Persévérance scolaire - L'école full poche

À palabrer inlassablement sur les taux de décrochage scolaire, le risque était grand de perdre de vue l'essentiel, noyé dans une mare de chiffres. Une étude nous le rappelle: et les jeunes, que pensent-ils de l'école?

Voilà le rappel à l'ordre sous-entendu dans l'enquête Être jeune aujourd'hui: habitudes de vie et aspirations des jeunes des régions de la Capitale-Nationale, du Saguenay-Lac-Saint-Jean et des Laurentides, dont le contenu était exposé hier dans Le Devoir. Pour comprendre cet embarrassant taux national de décrochage (31 % de «sans-diplôme»), mieux vaudrait peut-être ausculter le «jeune» plutôt que de se lancer tête perdue dans des plans d'action sans racines.

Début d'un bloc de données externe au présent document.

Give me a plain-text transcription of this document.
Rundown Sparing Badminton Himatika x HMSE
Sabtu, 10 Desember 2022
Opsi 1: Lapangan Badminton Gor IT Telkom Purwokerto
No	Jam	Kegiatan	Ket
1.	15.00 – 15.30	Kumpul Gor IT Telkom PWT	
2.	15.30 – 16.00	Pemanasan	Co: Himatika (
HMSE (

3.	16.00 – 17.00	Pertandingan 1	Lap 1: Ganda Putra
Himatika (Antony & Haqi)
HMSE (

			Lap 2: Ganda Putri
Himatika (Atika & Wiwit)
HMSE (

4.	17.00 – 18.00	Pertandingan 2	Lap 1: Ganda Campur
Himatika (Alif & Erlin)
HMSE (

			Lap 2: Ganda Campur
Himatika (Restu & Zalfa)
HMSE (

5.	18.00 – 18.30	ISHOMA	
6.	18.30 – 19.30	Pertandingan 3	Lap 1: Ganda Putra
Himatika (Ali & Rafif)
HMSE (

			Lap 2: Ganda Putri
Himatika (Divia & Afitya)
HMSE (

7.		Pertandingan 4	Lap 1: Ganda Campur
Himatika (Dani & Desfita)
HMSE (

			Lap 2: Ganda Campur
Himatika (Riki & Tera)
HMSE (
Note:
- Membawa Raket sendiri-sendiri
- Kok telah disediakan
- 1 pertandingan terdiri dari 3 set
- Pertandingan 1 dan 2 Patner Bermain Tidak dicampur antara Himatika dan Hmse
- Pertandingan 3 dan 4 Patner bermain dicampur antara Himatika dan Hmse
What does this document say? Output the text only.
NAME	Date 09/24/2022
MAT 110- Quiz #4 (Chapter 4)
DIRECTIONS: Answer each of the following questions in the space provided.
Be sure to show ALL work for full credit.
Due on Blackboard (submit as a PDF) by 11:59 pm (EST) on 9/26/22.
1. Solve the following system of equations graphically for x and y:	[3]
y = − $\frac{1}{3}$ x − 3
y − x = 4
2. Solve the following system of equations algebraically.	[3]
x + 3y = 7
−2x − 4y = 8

Il n'y a, dans cette étude menée par questionnaire auprès de quelque 4000 jeunes du secondaire, aucune révélation assez stupéfiante pour que l'on imagine avoir erré pendant des années. Rien de tel, non. Mais certaines pistes, notamment sur la perception négative qu'ont des jeunes de l'école, méritent d'être scrutées. Un trop important groupe de jeunes le disent: avant même d'avoir tourné les pages du cahier, ils ont l'impression que l'on craint pour eux l'échec. De quoi fabriquer tout un climat!

Dans la région des Laurentides, celle où la réussite est la plus faible, les élèves démarrent avec une impression négative. L'école semble full poche, si l'on décode ce qu'ils en disent: 55 % à peine affirment que les enseignants croient en eux; 40 % seulement sont d'avis que leurs profs les encouragent à continuer leur travail; et moins du tiers affirment que les maîtres leur posent des questions pour vérifier leur compréhension de la matière. Nul besoin de sombrer dans la pédagogie infantilisante pour comprendre qu'un minimum d'encouragement incite à fournir des efforts.

Toujours dans les Laurentides, l'engagement scolaire des jeunes vacille: ils sont plus souvent absents sans raison, leur intérêt pour les travaux est moindre, ils participent moins activement aux cours, n'ont pas de facilité à communiquer avec les professeurs. On perçoit une telle lassitude!

Tous ceux qui avaient imaginé en outre que l'échec scolaire était affaire de drogue ou de malsaines habitudes de vie se voient embêtés: à ce chapitre, dit l'enquête, tout va plutôt bien, merci. La jeunesse n'est pas en perdition, quoi qu'en disent les faiseurs d'image.

Il faut espérer que la ministre de l'Éducation, Michelle Courchesne, qui doit dévoiler bientôt un plan d'action pour contrer le taux de décrochage, a songé avec ses officiers à attaquer cette délicate question de perception de l'école, qui ne se réglera pas par une campagne de promotion. Elle pointe directement les premiers acteurs de l'école et remet en question leur capacité de transformer l'école full poche en école full cool.